Many organisations are struggling to replace legacy systems. This is happening while industries are also coping with disruptive change. Business models are under pressure and new competitors are appearing.
It’s an enormous challenge for those responsible for delivering technology in those organisations: not only do they have to find a way to meet the goals of the business and maintain, control and support existing software platforms, but they also face pressure to adapt, innovate and compete.
In an attempt to control the change from the top of the organisation, we see companies introducing bureaucratic processes in order to cope. For example, they’ll introduce enterprise platforms before fully understanding the needs of the business. This conflicts with the changes that are being driven by the delivery organisation who are often moving to a more iterative approach.
That’s why understanding how Continuous Delivery works can benefit the whole organisation. Product owners should also understand the benefits of implementing an approach that focuses on fast feedback and regular, incremental improvements.
Reacting to change
A simple way to gauge your organisation’s ability to react to change is to measure how long it takes to get a feature from the first idea into the hands of users. For some organisations, even those that may run two-week delivery sprints, it may take weeks or even months to release a new product increment into production.
This slow pace of change leads to problems:
- Feedback – Teams find it hard to get quick feedback. No matter how much analysis, design or testing you’ve done on a feature you won’t know if it works until it’s in the hands of your users. This in turn makes it hard for teams and product owners to learn and react to how customers are using the products that have been built.
- Trust – As features move to production, trust can be degraded between teams as product owners wait to see feedback from users. When the next feature in development needs to be released more quickly, it becomes harder as both the codebase and the team have moved on.
- Inertia – As the size of the deployment gets larger, the negative pressure for product owners not to release increases. If there are problems when the release is made the natural reaction is to rollback the code, rather than fixing it by rolling forward. This leads to inertia with the project unable to progress.
How can you deal with this problem?
There are several ways you can tackle this:
- Mapping – Measure how long it takes you to get code into the hands of your end-users.
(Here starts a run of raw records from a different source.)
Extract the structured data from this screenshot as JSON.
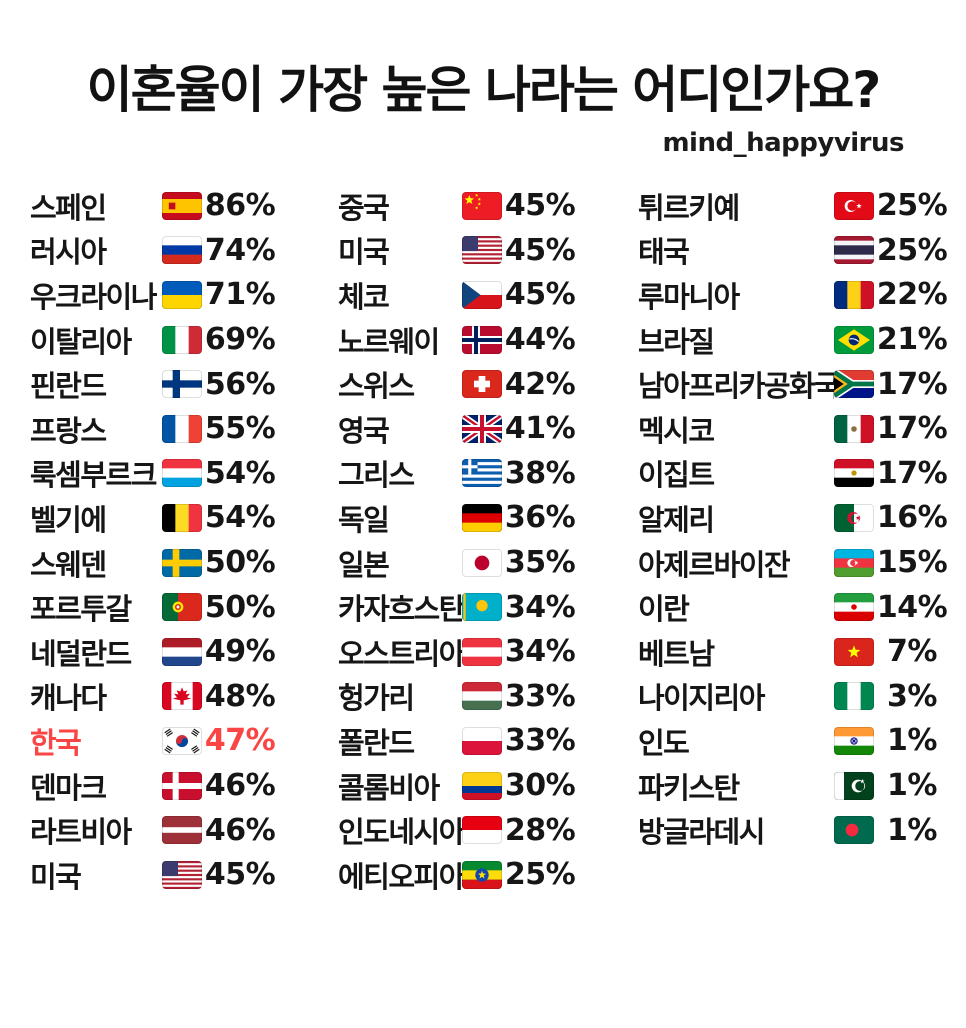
{
  "page": {
    "background": "#ffffff",
    "text_color": "#161616",
    "highlight_color": "#fa4545"
  },
  "header": {
    "title": "이혼율이 가장 높은 나라는 어디인가요?",
    "credit": "mind_happyvirus"
  },
  "chart_data": {
    "type": "table",
    "title": "이혼율이 가장 높은 나라는 어디인가요?",
    "unit": "%",
    "legend_position": "none",
    "column_sizes": [
      16,
      16,
      15
    ],
    "highlighted_row": "한국",
    "rows": [
      {
        "country": "스페인",
        "flag": "es",
        "flag_name": "spain-flag",
        "value": 86,
        "value_label": "86%"
      },
      {
        "country": "러시아",
        "flag": "ru",
        "flag_name": "russia-flag",
        "value": 74,
        "value_label": "74%"
      },
      {
        "country": "우크라이나",
        "flag": "ua",
        "flag_name": "ukraine-flag",
        "value": 71,
        "value_label": "71%"
      },
      {
        "country": "이탈리아",
        "flag": "it",
        "flag_name": "italy-flag",
        "value": 69,
        "value_label": "69%"
      },
      {
        "country": "핀란드",
        "flag": "fi",
        "flag_name": "finland-flag",
        "value": 56,
        "value_label": "56%"
      },
      {
        "country": "프랑스",
        "flag": "fr",
        "flag_name": "france-flag",
        "value": 55,
        "value_label": "55%"
      },
      {
        "country": "룩셈부르크",
        "flag": "lu",
        "flag_name": "luxembourg-flag",
        "value": 54,
        "value_label": "54%"
      },
      {
        "country": "벨기에",
        "flag": "be",
        "flag_name": "belgium-flag",
        "value": 54,
        "value_label": "54%"
      },
      {
        "country": "스웨덴",
        "flag": "se",
        "flag_name": "sweden-flag",
        "value": 50,
        "value_label": "50%"
      },
      {
        "country": "포르투갈",
        "flag": "pt",
        "flag_name": "portugal-flag",
        "value": 50,
        "value_label": "50%"
      },
      {
        "country": "네덜란드",
        "flag": "nl",
        "flag_name": "netherlands-flag",
        "value": 49,
        "value_label": "49%"
      },
      {
        "country": "캐나다",
        "flag": "ca",
        "flag_name": "canada-flag",
        "value": 48,
        "value_label": "48%"
      },
      {
        "country": "한국",
        "flag": "kr",
        "flag_name": "south-korea-flag",
        "value": 47,
        "value_label": "47%",
        "highlight": true
      },
      {
        "country": "덴마크",
        "flag": "dk",
        "flag_name": "denmark-flag",
        "value": 46,
        "value_label": "46%"
      },
      {
        "country": "라트비아",
        "flag": "lv",
        "flag_name": "latvia-flag",
        "value": 46,
        "value_label": "46%"
      },
      {
        "country": "미국",
        "flag": "us",
        "flag_name": "usa-flag",
        "value": 45,
        "value_label": "45%"
      },
      {
        "country": "중국",
        "flag": "cn",
        "flag_name": "china-flag",
        "value": 45,
        "value_label": "45%"
      },
      {
        "country": "미국",
        "flag": "us",
        "flag_name": "usa-flag",
        "value": 45,
        "value_label": "45%"
      },
      {
        "country": "체코",
        "flag": "cz",
        "flag_name": "czechia-flag",
        "value": 45,
        "value_label": "45%"
      },
      {
        "country": "노르웨이",
        "flag": "no",
        "flag_name": "norway-flag",
        "value": 44,
        "value_label": "44%"
      },
      {
        "country": "스위스",
        "flag": "ch",
        "flag_name": "switzerland-flag",
        "value": 42,
        "value_label": "42%"
      },
      {
        "country": "영국",
        "flag": "gb",
        "flag_name": "uk-flag",
        "value": 41,
        "value_label": "41%"
      },
      {
        "country": "그리스",
        "flag": "gr",
        "flag_name": "greece-flag",
        "value": 38,
        "value_label": "38%"
      },
      {
        "country": "독일",
        "flag": "de",
        "flag_name": "germany-flag",
        "value": 36,
        "value_label": "36%"
      },
      {
        "country": "일본",
        "flag": "jp",
        "flag_name": "japan-flag",
        "value": 35,
        "value_label": "35%"
      },
      {
        "country": "카자흐스탄",
        "flag": "kz",
        "flag_name": "kazakhstan-flag",
        "value": 34,
        "value_label": "34%"
      },
      {
        "country": "오스트리아",
        "flag": "at",
        "flag_name": "austria-flag",
        "value": 34,
        "value_label": "34%"
      },
      {
        "country": "헝가리",
        "flag": "hu",
        "flag_name": "hungary-flag",
        "value": 33,
        "value_label": "33%"
      },
      {
        "country": "폴란드",
        "flag": "pl",
        "flag_name": "poland-flag",
        "value": 33,
        "value_label": "33%"
      },
      {
        "country": "콜롬비아",
        "flag": "co",
        "flag_name": "colombia-flag",
        "value": 30,
        "value_label": "30%"
      },
      {
        "country": "인도네시아",
        "flag": "id",
        "flag_name": "indonesia-flag",
        "value": 28,
        "value_label": "28%"
      },
      {
        "country": "에티오피아",
        "flag": "et",
        "flag_name": "ethiopia-flag",
        "value": 25,
        "value_label": "25%"
      },
      {
        "country": "튀르키예",
        "flag": "tr",
        "flag_name": "turkey-flag",
        "value": 25,
        "value_label": "25%"
      },
      {
        "country": "태국",
        "flag": "th",
        "flag_name": "thailand-flag",
        "value": 25,
        "value_label": "25%"
      },
      {
        "country": "루마니아",
        "flag": "ro",
        "flag_name": "romania-flag",
        "value": 22,
        "value_label": "22%"
      },
      {
        "country": "브라질",
        "flag": "br",
        "flag_name": "brazil-flag",
        "value": 21,
        "value_label": "21%"
      },
      {
        "country": "남아프리카공화국",
        "flag": "za",
        "flag_name": "south-africa-flag",
        "value": 17,
        "value_label": "17%"
      },
      {
        "country": "멕시코",
        "flag": "mx",
        "flag_name": "mexico-flag",
        "value": 17,
        "value_label": "17%"
      },
      {
        "country": "이집트",
        "flag": "eg",
        "flag_name": "egypt-flag",
        "value": 17,
        "value_label": "17%"
      },
      {
        "country": "알제리",
        "flag": "dz",
        "flag_name": "algeria-flag",
        "value": 16,
        "value_label": "16%"
      },
      {
        "country": "아제르바이잔",
        "flag": "az",
        "flag_name": "azerbaijan-flag",
        "value": 15,
        "value_label": "15%"
      },
      {
        "country": "이란",
        "flag": "ir",
        "flag_name": "iran-flag",
        "value": 14,
        "value_label": "14%"
      },
      {
        "country": "베트남",
        "flag": "vn",
        "flag_name": "vietnam-flag",
        "value": 7,
        "value_label": "7%"
      },
      {
        "country": "나이지리아",
        "flag": "ng",
        "flag_name": "nigeria-flag",
        "value": 3,
        "value_label": "3%"
      },
      {
        "country": "인도",
        "flag": "in",
        "flag_name": "india-flag",
        "value": 1,
        "value_label": "1%"
      },
      {
        "country": "파키스탄",
        "flag": "pk",
        "flag_name": "pakistan-flag",
        "value": 1,
        "value_label": "1%"
      },
      {
        "country": "방글라데시",
        "flag": "bd",
        "flag_name": "bangladesh-flag",
        "value": 1,
        "value_label": "1%"
      }
    ]
  }
}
Then, break down that measurement with a Value Stream Mapping to understand which steps in your release process are taking the most time. Perhaps it’s a handover between two environments, perhaps it’s a period of testing – you won’t know until you have some measurements.
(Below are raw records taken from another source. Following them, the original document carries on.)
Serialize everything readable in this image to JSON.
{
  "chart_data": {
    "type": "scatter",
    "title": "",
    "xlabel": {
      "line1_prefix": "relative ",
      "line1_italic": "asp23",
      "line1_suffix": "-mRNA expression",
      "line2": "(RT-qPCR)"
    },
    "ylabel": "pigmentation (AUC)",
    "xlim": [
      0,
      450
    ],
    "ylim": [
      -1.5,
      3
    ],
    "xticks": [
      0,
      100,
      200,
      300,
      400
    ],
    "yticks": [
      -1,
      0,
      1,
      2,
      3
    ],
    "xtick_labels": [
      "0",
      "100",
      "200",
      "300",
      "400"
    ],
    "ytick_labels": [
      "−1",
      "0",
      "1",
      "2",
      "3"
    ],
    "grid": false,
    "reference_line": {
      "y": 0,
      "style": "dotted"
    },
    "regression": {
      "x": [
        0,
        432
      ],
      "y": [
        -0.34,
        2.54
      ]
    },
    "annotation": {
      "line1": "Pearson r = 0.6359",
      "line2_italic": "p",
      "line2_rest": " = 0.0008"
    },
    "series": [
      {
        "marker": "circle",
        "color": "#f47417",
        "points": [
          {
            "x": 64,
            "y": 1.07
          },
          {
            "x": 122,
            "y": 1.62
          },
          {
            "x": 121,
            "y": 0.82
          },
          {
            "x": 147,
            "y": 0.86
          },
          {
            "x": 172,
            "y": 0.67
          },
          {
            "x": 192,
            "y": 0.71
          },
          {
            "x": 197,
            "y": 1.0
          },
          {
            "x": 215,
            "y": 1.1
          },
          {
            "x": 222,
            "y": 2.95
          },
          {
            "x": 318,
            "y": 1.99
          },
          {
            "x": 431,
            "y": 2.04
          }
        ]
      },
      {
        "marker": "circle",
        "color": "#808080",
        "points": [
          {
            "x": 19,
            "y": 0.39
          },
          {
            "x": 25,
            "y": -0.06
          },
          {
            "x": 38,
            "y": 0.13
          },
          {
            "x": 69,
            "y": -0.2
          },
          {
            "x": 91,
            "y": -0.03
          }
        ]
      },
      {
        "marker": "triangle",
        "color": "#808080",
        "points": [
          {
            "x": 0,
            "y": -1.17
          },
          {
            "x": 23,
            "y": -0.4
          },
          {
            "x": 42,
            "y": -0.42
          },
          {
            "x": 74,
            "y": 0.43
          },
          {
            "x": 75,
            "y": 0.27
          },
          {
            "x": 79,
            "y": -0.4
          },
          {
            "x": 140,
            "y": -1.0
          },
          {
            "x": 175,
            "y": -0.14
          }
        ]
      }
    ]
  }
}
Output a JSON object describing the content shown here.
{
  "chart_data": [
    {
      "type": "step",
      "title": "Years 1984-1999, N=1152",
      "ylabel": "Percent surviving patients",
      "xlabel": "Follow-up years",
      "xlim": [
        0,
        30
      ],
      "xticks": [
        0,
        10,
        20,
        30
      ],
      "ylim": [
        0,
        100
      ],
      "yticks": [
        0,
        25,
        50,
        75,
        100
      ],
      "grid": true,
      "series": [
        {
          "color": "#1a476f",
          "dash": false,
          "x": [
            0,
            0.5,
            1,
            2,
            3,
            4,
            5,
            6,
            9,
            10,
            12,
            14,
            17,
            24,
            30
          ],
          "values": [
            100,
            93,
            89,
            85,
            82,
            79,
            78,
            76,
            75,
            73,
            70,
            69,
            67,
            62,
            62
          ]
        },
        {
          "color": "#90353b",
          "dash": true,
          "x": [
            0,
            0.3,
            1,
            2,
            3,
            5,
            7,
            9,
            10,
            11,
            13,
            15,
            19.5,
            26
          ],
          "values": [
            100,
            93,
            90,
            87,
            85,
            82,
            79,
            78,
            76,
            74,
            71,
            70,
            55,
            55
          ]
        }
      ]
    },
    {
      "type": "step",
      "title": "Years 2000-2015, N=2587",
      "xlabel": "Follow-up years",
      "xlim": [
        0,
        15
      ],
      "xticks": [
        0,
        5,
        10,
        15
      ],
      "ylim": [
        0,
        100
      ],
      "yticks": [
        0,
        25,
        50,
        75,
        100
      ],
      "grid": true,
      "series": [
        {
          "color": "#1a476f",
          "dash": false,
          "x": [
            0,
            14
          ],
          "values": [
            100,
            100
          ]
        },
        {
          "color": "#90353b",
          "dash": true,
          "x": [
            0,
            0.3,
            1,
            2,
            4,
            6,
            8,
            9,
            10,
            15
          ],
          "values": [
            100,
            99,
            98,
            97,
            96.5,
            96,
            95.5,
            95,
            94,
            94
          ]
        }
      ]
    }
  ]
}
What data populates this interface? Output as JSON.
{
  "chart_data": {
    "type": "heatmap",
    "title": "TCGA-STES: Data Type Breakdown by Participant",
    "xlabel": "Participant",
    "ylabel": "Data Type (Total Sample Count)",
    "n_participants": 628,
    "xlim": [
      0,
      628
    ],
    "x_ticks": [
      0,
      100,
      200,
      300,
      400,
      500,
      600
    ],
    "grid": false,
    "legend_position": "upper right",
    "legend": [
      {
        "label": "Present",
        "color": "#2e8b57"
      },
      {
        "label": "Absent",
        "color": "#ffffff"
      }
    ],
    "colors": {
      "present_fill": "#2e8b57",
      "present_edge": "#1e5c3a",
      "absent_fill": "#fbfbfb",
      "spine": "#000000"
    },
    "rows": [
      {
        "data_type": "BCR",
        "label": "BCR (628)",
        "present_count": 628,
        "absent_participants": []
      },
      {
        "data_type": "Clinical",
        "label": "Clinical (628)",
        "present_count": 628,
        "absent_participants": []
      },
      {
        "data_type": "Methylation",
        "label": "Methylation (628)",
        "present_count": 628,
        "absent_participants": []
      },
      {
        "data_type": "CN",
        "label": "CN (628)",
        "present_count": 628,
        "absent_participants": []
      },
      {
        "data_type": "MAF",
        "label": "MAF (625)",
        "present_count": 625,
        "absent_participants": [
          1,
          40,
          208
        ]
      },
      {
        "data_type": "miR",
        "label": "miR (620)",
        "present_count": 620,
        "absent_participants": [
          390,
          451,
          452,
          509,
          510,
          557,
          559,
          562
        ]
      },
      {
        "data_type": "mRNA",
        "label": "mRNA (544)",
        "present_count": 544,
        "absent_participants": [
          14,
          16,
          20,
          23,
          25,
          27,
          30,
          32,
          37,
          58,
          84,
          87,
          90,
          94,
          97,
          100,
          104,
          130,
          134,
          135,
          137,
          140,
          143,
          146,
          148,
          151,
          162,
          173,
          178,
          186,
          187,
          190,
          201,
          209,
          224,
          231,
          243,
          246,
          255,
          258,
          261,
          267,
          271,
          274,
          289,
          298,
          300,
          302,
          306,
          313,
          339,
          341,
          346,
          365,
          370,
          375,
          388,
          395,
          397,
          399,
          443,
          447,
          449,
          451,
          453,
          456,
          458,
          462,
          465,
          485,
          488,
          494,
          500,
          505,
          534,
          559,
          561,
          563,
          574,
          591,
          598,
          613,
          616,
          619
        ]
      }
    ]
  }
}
- Story size – What’s the lowest granularity that you can get to with a story? Can you get to the point where you have small, independent features that can be delivered to production? Being able to release code in smaller batches can release some of the pressure that builds up with large releases.
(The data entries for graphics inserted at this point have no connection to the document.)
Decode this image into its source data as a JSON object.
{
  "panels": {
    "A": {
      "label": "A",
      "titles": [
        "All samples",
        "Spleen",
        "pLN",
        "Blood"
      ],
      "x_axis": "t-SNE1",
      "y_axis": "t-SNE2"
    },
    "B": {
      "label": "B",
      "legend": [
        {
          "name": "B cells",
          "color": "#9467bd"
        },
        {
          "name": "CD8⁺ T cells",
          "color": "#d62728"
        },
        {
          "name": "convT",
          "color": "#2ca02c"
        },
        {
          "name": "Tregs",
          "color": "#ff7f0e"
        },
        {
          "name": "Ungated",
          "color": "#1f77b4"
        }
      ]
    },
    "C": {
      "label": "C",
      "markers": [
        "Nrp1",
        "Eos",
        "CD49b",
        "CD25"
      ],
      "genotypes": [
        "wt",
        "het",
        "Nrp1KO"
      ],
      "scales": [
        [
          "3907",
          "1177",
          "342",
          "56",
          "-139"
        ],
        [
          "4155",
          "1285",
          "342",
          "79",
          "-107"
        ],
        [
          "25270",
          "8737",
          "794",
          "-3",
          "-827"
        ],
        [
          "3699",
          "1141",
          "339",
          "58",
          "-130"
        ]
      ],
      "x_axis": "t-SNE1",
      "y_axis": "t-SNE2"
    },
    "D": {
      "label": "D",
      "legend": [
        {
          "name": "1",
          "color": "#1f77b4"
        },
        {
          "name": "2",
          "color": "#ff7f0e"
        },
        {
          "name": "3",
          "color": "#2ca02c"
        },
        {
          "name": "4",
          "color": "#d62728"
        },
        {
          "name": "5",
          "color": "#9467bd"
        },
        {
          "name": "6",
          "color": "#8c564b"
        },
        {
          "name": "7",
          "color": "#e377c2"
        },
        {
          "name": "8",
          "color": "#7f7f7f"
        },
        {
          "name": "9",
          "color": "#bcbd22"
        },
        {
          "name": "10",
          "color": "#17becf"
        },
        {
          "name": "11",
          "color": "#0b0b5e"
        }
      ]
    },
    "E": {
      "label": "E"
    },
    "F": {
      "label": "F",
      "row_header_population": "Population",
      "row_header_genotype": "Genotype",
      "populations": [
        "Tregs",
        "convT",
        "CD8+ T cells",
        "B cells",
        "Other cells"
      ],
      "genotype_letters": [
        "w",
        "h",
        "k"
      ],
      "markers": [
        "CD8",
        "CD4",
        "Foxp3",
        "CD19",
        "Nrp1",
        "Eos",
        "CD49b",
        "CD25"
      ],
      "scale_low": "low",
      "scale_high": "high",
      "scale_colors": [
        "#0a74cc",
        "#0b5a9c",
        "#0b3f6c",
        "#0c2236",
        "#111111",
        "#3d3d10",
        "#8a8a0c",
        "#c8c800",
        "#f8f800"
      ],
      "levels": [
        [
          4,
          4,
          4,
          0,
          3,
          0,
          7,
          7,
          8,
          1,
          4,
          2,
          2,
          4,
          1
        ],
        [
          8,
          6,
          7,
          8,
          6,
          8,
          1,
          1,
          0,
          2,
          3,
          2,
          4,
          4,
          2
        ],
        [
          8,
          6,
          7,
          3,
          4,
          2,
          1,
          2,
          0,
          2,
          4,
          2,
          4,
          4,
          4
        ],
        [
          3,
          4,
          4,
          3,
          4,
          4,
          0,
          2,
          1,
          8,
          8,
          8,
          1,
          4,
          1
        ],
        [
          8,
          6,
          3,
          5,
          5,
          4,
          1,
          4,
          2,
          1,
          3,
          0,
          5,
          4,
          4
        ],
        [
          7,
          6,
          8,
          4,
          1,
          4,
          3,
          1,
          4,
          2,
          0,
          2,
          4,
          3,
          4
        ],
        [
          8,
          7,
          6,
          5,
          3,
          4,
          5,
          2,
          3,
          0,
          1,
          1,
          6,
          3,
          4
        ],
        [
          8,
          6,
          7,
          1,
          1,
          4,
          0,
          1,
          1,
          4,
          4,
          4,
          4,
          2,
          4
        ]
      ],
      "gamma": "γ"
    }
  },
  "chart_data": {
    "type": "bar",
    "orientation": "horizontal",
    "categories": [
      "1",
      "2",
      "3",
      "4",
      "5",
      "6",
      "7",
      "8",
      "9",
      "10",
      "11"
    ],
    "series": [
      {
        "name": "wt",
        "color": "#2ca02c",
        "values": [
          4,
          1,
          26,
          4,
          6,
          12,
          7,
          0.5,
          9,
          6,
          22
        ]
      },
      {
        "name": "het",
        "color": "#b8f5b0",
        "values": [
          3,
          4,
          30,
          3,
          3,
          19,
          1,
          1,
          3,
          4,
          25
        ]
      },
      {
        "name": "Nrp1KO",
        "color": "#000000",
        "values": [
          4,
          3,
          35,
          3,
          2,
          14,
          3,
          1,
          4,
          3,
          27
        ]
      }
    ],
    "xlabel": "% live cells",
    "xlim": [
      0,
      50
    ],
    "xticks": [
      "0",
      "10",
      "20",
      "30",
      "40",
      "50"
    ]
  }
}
- Measure and learn – Watch how your customers are using your product. When the feature is being used by real people you’ll see things that need to be changed and updated but only if you have good analytics.
- Collaborate – Make sure the product owner is part of the delivery team. They should be sitting with the team, having daily conversations with the developers and testers. Focus on developing a sense of shared ownership.
- Invest in automated testing. This will reduce errors, mean less dependency on manual testing and will reduce the time needed to diagnose and fix errors in live code.
Overall, you can see how, by adopting a Continuous Delivery mindset across the organisation, you’ll be able to deliver better quality products. Once it’s in place, teams will be able to deliver change more effectively and visibly – whether that change is coming from within or outside the organisation.